1. “Optane” in DIMM form factor. This targeted (I think) two markets. First, use as slower but cheaper and higher density volatile RAM. There was actual demand — various caching workloads, for example, wanted hundreds of GB or even multiple TB in one server, and Optane was a route to get there. But the machines and DIMMs never really became available. Then there was the idea of using Optane DIMMs as persistent storage. This was always tricky because the DDR interface wasn’t meant for this, and Intel also seems to have a lot of legacy tech in the way (their caching system and memory controller) and, for whatever reason, they seem to be barely capable of improving their own technology. They had multiple serious false starts in the space (a power-supply-early-warning scheme using NMI or MCE to idle the system, a horrible platform-specific register to poke to ask the memory controller to kindly flush itself, and the stillborn PCOMMIT instruction).

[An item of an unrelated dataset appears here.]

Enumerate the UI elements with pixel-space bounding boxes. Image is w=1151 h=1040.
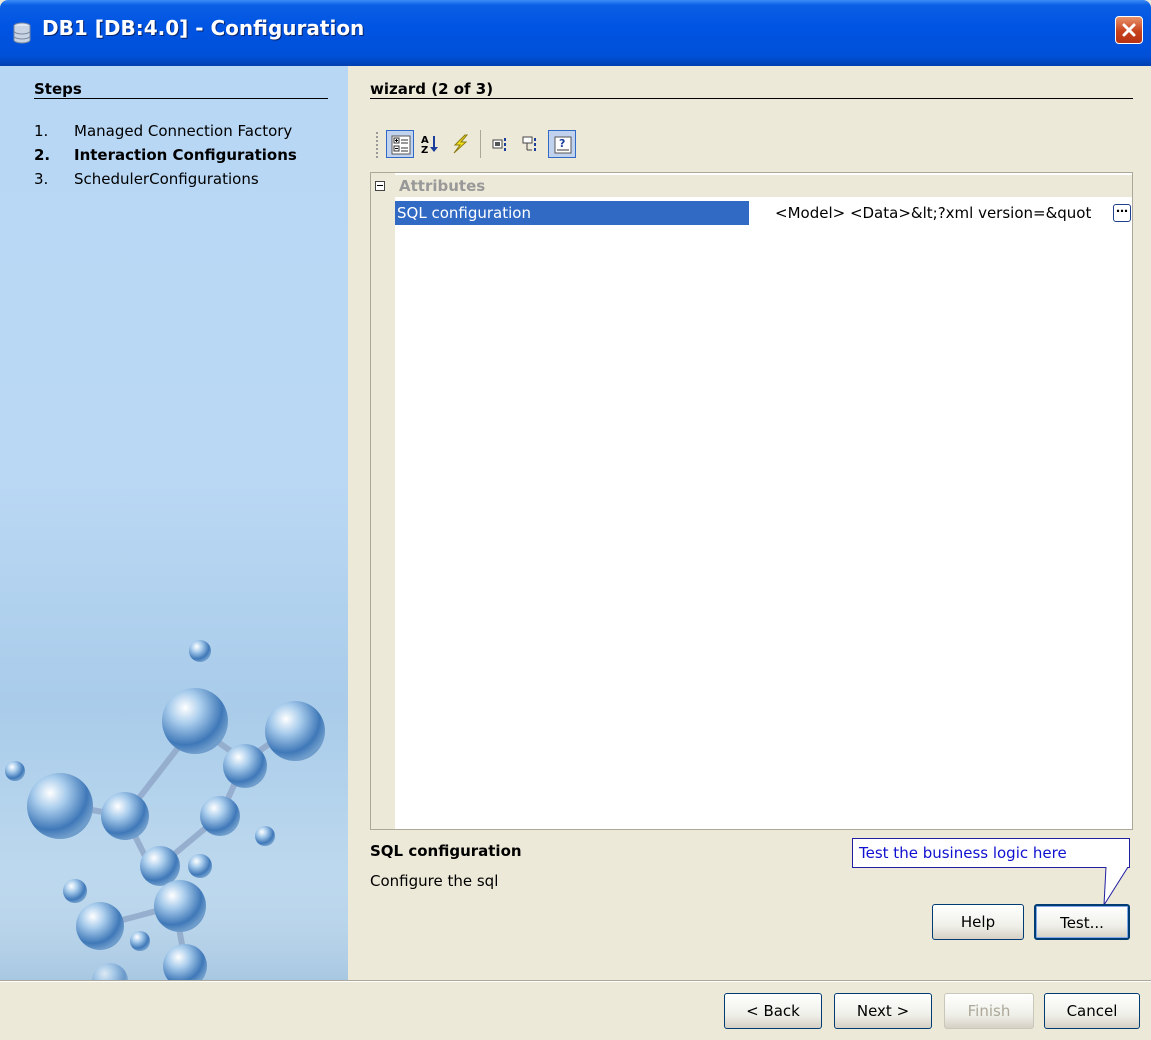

2. Very nice NVMe devices. I think this was more of a failure of marketing. If they had marketed a line of SSDs that, coupled with an appropriate filesystem, could give 99% fsync latency of 5 microseconds and they had marketed this, I bet people would have paid. But they did nothing of the sort — instead they just threw around the term “Optane” inconsistently.
These days one could build a PCM-backed CXL-connected memory mapped drive, and the performance might be awesome. Heck, I bet it wouldn’t be too hard to get a GPU to stream weights directly off such a device at NVLink-like speeds. Maybe Intel should try it.